According to Chinweizu, we should be circumspect of experts, all of those pretenders and false analysts who make out as if they have African people’s interests at heart, meanwhile, behind the scenes (mentally or otherwise) scurrilously fleece you to the marrow of your soul by denouncing every little thing about one, in order to dominate and confuse you. This is how Chinweizu concludes this matter:
“In exercising our rights as citizens, and in meeting our obligations to examine, discuss and pronounce upon all matters that affect our general welfare, we are bound to come up against the resistance of that kind of expert who rises up in arms whenever a layman “trespasses” on his “jargon-fenced bailiwick”. Such experts, while misinterpreting facts and gerrymandering arguments, are prone to mount some high pedestal of laurels and reputation, and from there demand the “intruder’s” credentials, in hopes or overawing him into irresponsible silence,or intimidating him/her into acquiescing in arrant nonsense.”

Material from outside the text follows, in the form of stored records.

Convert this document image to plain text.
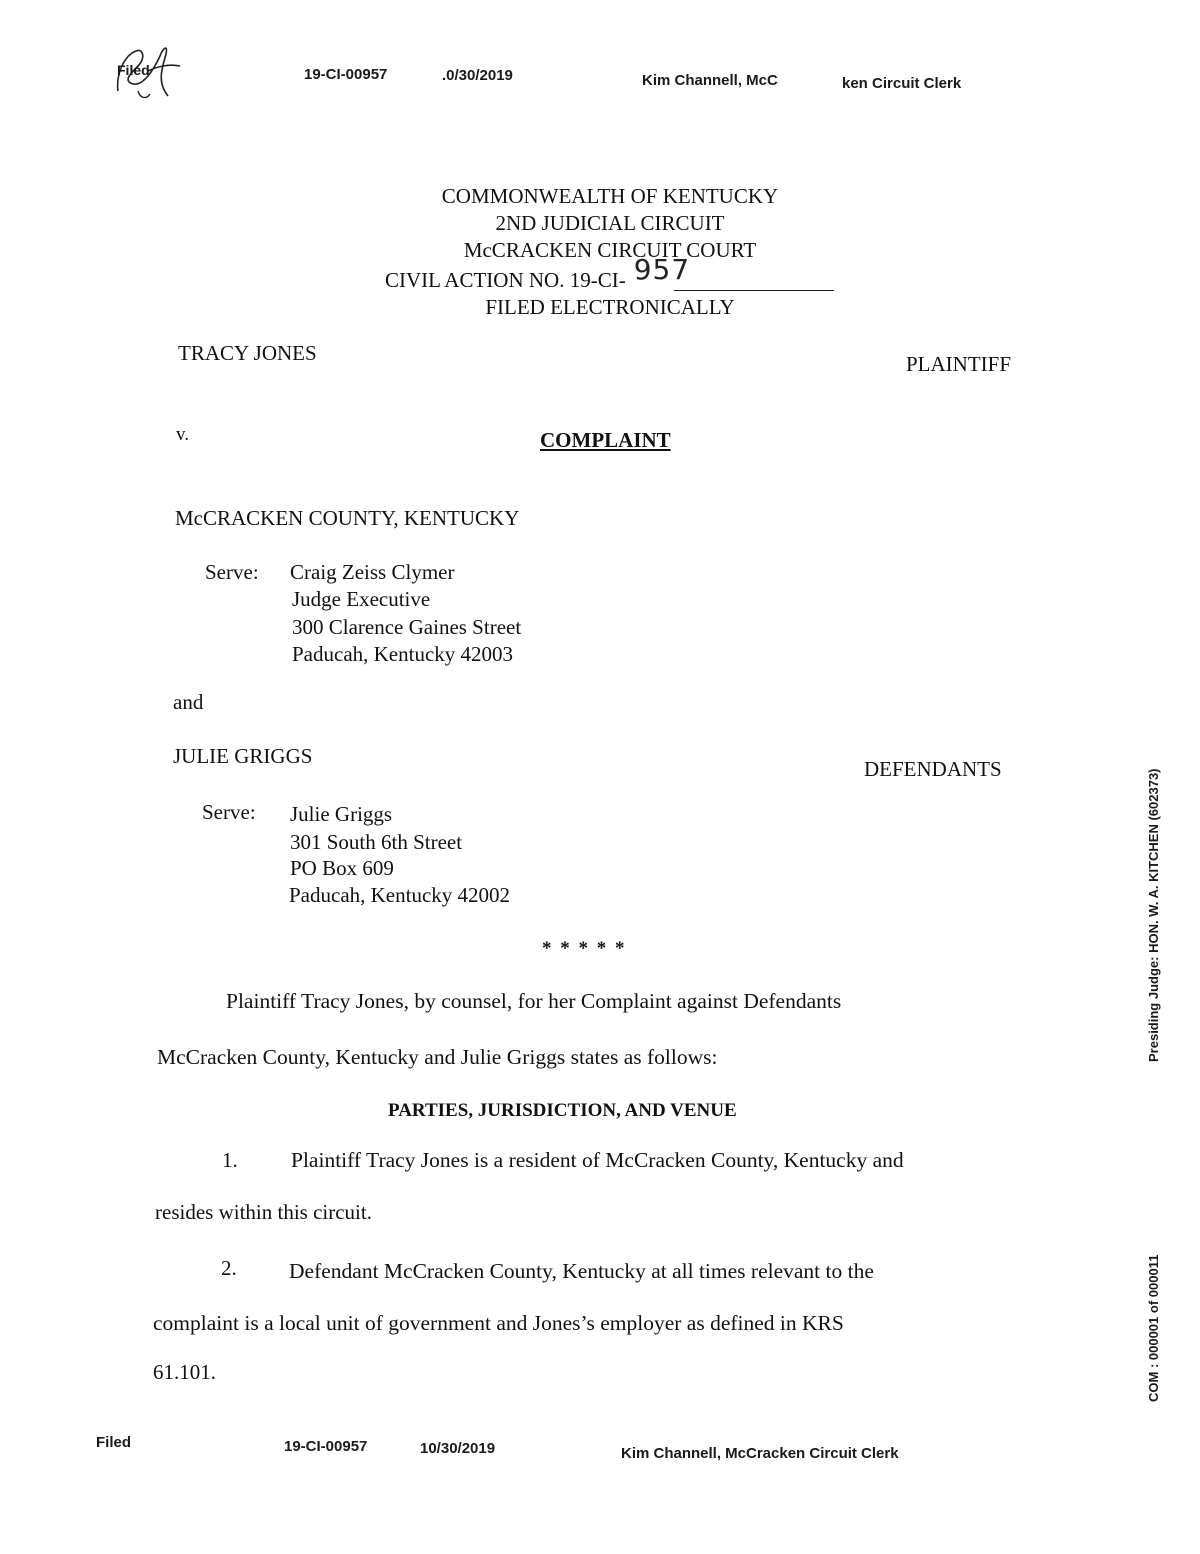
Filed	19-CI-00957	.0/30/2019	Kim Channell, McC	ken Circuit Clerk
COMMONWEALTH OF KENTUCKY
2ND JUDICIAL CIRCUIT
McCRACKEN CIRCUIT COURT
CIVIL ACTION NO. 19-CI- 957
FILED ELECTRONICALLY
TRACY JONES	PLAINTIFF
v.	COMPLAINT
McCRACKEN COUNTY, KENTUCKY
Serve: Craig Zeiss Clymer
Judge Executive
300 Clarence Gaines Street
Paducah, Kentucky 42003
and
JULIE GRIGGS
DEFENDANTS
Serve: Julie Griggs
301 South 6th Street
PO Box 609
Paducah, Kentucky 42002
* * * * *
Plaintiff Tracy Jones, by counsel, for her Complaint against Defendants
McCracken County, Kentucky and Julie Griggs states as follows:
PARTIES, JURISDICTION, AND VENUE
1. Plaintiff Tracy Jones is a resident of McCracken County, Kentucky and
resides within this circuit.
2. Defendant McCracken County, Kentucky at all times relevant to the
complaint is a local unit of government and Jones’s employer as defined in KRS
61.101.
Presiding Judge: HON. W. A. KITCHEN (602373)
COM : 000001 of 000011
Filed	19-CI-00957	10/30/2019	Kim Channell, McCracken Circuit Clerk
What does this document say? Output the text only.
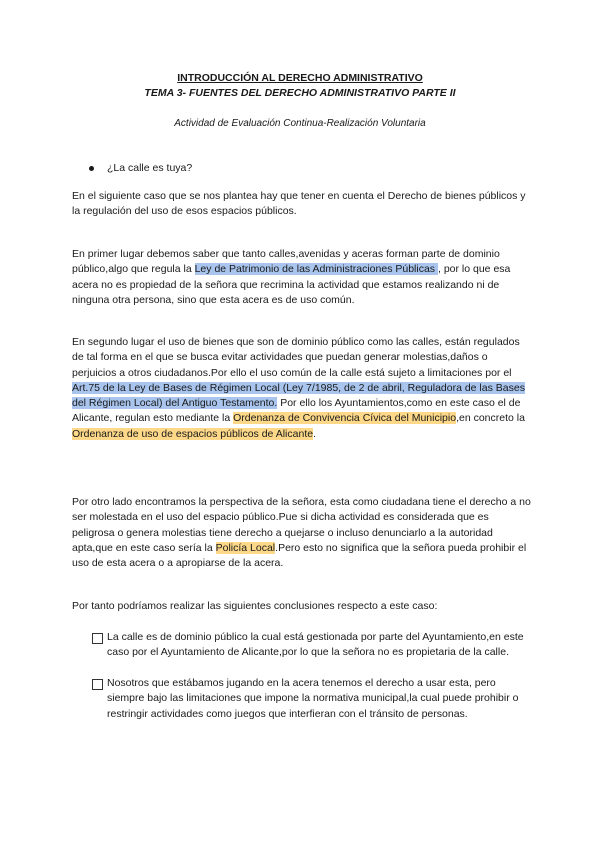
INTRODUCCIÓN AL DERECHO ADMINISTRATIVO
TEMA 3- FUENTES DEL DERECHO ADMINISTRATIVO PARTE II
Actividad de Evaluación Continua-Realización Voluntaria
¿La calle es tuya?
En el siguiente caso que se nos plantea hay que tener en cuenta el Derecho de bienes públicos y la regulación del uso de esos espacios públicos.
En primer lugar debemos saber que tanto calles,avenidas y aceras forman parte de dominio público,algo que regula la Ley de Patrimonio de las Administraciones Públicas , por lo que esa acera no es propiedad de la señora que recrimina la actividad que estamos realizando ni de ninguna otra persona, sino que esta acera es de uso común.
En segundo lugar el uso de bienes que son de dominio público como las calles, están regulados de tal forma en el que se busca evitar actividades que puedan generar molestias,daños o perjuicios a otros ciudadanos.Por ello el uso común de la calle está sujeto a limitaciones por el Art.75 de la Ley de Bases de Régimen Local (Ley 7/1985, de 2 de abril, Reguladora de las Bases del Régimen Local) del Antiguo Testamento. Por ello los Ayuntamientos,como en este caso el de Alicante, regulan esto mediante la Ordenanza de Convivencia Cívica del Municipio,en concreto la Ordenanza de uso de espacios públicos de Alicante.
Por otro lado encontramos la perspectiva de la señora, esta como ciudadana tiene el derecho a no ser molestada en el uso del espacio público.Pue si dicha actividad es considerada que es peligrosa o genera molestias tiene derecho a quejarse o incluso denunciarlo a la autoridad apta,que en este caso sería la Policía Local.Pero esto no significa que la señora pueda prohibir el uso de esta acera o a apropiarse de la acera.
Por tanto podríamos realizar las siguientes conclusiones respecto a este caso:
La calle es de dominio público la cual está gestionada por parte del Ayuntamiento,en este caso por el Ayuntamiento de Alicante,por lo que la señora no es propietaria de la calle.
Nosotros que estábamos jugando en la acera tenemos el derecho a usar esta, pero siempre bajo las limitaciones que impone la normativa municipal,la cual puede prohibir o restringir actividades como juegos que interfieran con el tránsito de personas.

Chinweizu concludes thusly:
“In such situations, it is perhaps prudent to remind oneself that the loftiest credentials have never been a barrier to uttering nonsense; nor is a total lack of credentials a barrier to talking sense. A decolonized and re-educated African ought always to demand that matters be explained from an Afro-centric viewpoint, with scientific tools, and that the results be translated into intelligible common sense. By so insisting, we enable ourselves to spot and avoid ideologies, open as well as hidden, by which we are liable to be confused and misled, and attractive myths by which we are liable to be tricked and lynched en masse.”
We need to raise our level of vigilance, read and know our history, find ways and means to get it from FB to the man in the street who has no such knowledge or awareness and expounded upon by Chinweizu; be able to break down these advices to be in tandem with the understand, needs and relevance to the the poor Africans of South Africa. This is the job of all those who are reading this posted piece now to take it from here and make it reach the people, or print it to give it to the ordinary and poor people in community who do not have access to computers. We need to begin to use FB to inform and form positive dialogues with our poor masses who are denied such knowledge; we should not only boast about the fact that we are the only one who know this type of information, we should make it possible for the children, youth and elderly to have access to this information, whatever it takes. We, as Africans of South Africa, are much more better than what we are now experiencing and facing as a people.